Par cet amendement, le groupe parlementaire La France insoumise souhaite supprimer cet article 28 ter et s'oppose à cette mesure dangereuse.
Le présent article entend déchoir de droit à toute prestation sociale et à la prise en charge des frais de santé d'une personne qui aurait usurpé une identité.
La disproportion de la sanction proposée est choquante. Une telle mesure est très clairement inconstitutionnelle, en contradiction avec l'objectif de protection de la santé inscrit au Préambule de la Constitution de 1946, dès lors qu'il est proposé de ne pas soigner une personne pour un délit passé.
Cet article prétend résoudre un faux problème.

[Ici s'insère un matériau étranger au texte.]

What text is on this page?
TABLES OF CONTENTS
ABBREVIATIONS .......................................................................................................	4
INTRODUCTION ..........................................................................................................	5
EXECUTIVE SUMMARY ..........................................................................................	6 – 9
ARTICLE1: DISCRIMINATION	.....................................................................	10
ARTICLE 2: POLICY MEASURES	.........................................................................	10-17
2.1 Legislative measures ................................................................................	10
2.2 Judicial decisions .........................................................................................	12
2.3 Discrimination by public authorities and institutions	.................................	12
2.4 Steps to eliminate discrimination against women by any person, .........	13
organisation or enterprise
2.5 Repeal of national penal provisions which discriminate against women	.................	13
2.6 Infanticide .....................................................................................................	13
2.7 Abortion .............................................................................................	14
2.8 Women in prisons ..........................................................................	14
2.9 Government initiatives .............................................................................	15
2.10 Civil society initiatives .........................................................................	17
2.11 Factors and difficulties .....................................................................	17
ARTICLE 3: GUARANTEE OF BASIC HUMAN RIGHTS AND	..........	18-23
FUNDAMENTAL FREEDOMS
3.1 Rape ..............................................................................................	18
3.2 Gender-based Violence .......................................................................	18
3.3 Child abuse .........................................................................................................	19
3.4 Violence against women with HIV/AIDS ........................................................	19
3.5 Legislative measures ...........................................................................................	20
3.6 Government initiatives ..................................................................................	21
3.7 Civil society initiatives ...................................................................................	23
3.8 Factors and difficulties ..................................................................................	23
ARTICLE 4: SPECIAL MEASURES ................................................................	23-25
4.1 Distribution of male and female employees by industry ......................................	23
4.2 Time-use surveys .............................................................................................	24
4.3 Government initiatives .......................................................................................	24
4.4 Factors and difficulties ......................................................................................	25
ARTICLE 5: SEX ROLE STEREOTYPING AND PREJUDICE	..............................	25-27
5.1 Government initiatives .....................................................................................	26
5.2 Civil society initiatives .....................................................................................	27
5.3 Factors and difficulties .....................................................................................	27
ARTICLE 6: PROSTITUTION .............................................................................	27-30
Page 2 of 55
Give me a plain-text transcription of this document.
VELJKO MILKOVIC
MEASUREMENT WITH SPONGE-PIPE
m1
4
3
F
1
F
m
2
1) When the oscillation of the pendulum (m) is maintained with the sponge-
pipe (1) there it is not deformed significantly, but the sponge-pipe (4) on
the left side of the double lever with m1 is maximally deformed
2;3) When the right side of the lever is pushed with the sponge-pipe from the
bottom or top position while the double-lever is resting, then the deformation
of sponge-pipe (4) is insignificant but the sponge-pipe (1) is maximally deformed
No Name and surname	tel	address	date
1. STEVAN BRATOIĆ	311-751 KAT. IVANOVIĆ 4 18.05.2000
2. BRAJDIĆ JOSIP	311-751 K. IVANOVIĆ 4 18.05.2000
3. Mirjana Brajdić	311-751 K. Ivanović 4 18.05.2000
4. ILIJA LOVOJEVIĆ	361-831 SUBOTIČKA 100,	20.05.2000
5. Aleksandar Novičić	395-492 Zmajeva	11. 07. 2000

Cette mesure passe complètement à côté du cœur du problème de l’usurpation d’identité qui est de protéger les assurés sociaux, victimes de ces usurpations en masse (via le hameçonnage, ou phishing par exemple). Le rapporteur soutient pourtant des mesures qui exposent les données de millions de nos concitoyens.
Pour le Haut Conseil au Financement de la Protection Sociale (HCFiPS), l'enjeu est plutôt à une "forte action préventive [...] les usagers du service public devant avoir confiance dans les sites auxquels ils accèdent pour gérer leurs droits".
Le phénomène d'usurpation d'identité au détriment des organismes de protection sociale demeure marginal. Selon le HCFiPS, “la CNAF a recensé en 2022 2 318 cas d’usurpation d’identité, pour un préjudice de 3,7 M€".
Enfin, cette mesure, qui reste gravement disproportionnée, est superflue. Une procédure existe déjà pour sanctionner ces fraudes par usurpation d’identité et récupérer les sommes indûment versées. Depuis 2021, si le titulaire d'un numéro d'identification d'attente (NIA) ne fournit pas fournit pas dans les six mois les éléments d’état-civil permettant de certifier son identité ou si l’examen de ces pièces révèle l’existence d’une fraude, une procédure est engagée pouvant conduire à la suspension, voire à la fermeture des droits ouverts dans l’ensemble des organismes.
Pour toutes ces raisons, le groupe parlementaire La France insoumise propose de supprimer cet article 28 ter.